Plot twist yang diberikan penulis si akhir cerita benar-benar mengejutkan saya. Sebuah imajinasi liar yang memberikan sensasi ledakan bagi pembacanya.

Cerpen selanjutnya, yang juga merupakan cerpen surealis dan menjadi judul buku ini, adalah cerpen Suatu Malam Ketika Bintang-Bintang Terjatuh.

Cerpen ini berkisah ketika suatu malam, Marquez, sang tokoh utama, ingin bunuh diri karena merindukan istrinya, Liliana, yang sudah lama pergi meninggalkan dirinya dengan membawa anak mereka.

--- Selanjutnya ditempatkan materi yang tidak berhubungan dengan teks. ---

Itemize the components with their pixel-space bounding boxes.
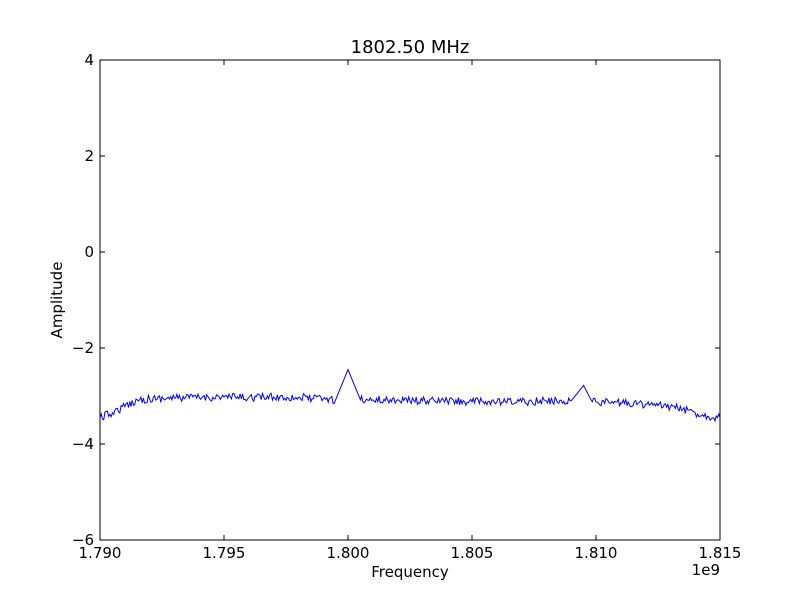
y-tick-label: −6: [72, 531, 94, 549]
y-tick-label: 0: [84, 243, 94, 261]
y-tick-label: 4: [84, 51, 94, 69]
x-tick-label: 1.790: [79, 544, 122, 562]
x-tick-label: 1.815: [699, 544, 742, 562]
y-tick-label: −4: [72, 435, 94, 453]
chart-title: 1802.50 MHz: [351, 37, 470, 58]
x-tick-label: 1.800: [327, 544, 370, 562]
spectrum-line: [99, 368, 721, 423]
x-axis-ticks: 1.790 1.795 1.800 1.805 1.810 1.815: [79, 60, 742, 562]
y-axis-label: Amplitude: [48, 262, 66, 339]
y-tick-label: −2: [72, 339, 94, 357]
x-axis-label: Frequency: [371, 563, 449, 581]
x-tick-label: 1.795: [203, 544, 246, 562]
x-tick-label: 1.805: [451, 544, 494, 562]
plot-area: [99, 368, 721, 423]
axes-frame: [99, 59, 721, 541]
x-tick-label: 1.810: [575, 544, 618, 562]
y-tick-label: 2: [84, 147, 94, 165]
x-axis-offset-label: 1e9: [692, 561, 720, 579]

Lalu di malam itu, seorang perempuan telanjang dengan tubuh bercahaya keperakan, tertelungkup begitu saja di halaman rumah Marquez, bertepatan dengan sekumpulan bintang yang jatuh dari langit.

Perempuan itu ternyata sebuah ‘bintang’ yang datang untuk menjemput Marquez karena lelaki itu hendak bunuh diri.

“Menjemputku?”

“Tentu saja, Tuan. Siapa lagi yang akan menjemputmu? Malaikat kematian tidak akan mau. Tuhan telah melarang mereka mengambil roh manusia yang bunuh diri. Manusia yang bunuh diri takkan diterima di neraka ataupun di surga, Tuan. Satu-satunya tempat adalah di langit. Menjadi debu-debu dan kami akan memakan kalian.” (hlm 105)

Kisah berakhir dengan kedatangan Liliana yang tak terduga dan melakukan sesuatu pada Marquez yang membuat sang bintang kecewa.

Saya selalu menyukai gaya bahasa dari Mbak Ajeng Maharani. Pilihan diksi-diksinya begitu berbeda dan menghidupkan jalan cerita. Kisah-kisah para tokohnya di setiap cerpen sarat akan kepedihan, penuh dengan luka, dan selalu ada sisi gelap manusia yang sengaja diangkat ke permukaan.

Beberapa cerpen dari 13 cerpen di dalam buku ini pernah tersiar di surat kabar, di antaranya, cerpen Jamuan Makan Malam Tuan Berg, Wajah-Wajah yang Menghilang, Suatu Malam Ketika Bintang-Bintang terjatuh, dan Labu Kuning di Sudut Dapur.

Buku ini juga salah satu bacaan yang page turner, karena alur ceritanya banyak yang menarik dan menyuguhkan sesuatu yang serba suram. Bagi pembaca yang menyukai kumpulan cerpen, saya sangat merekomendasikan buku ini untuk kalian miliki.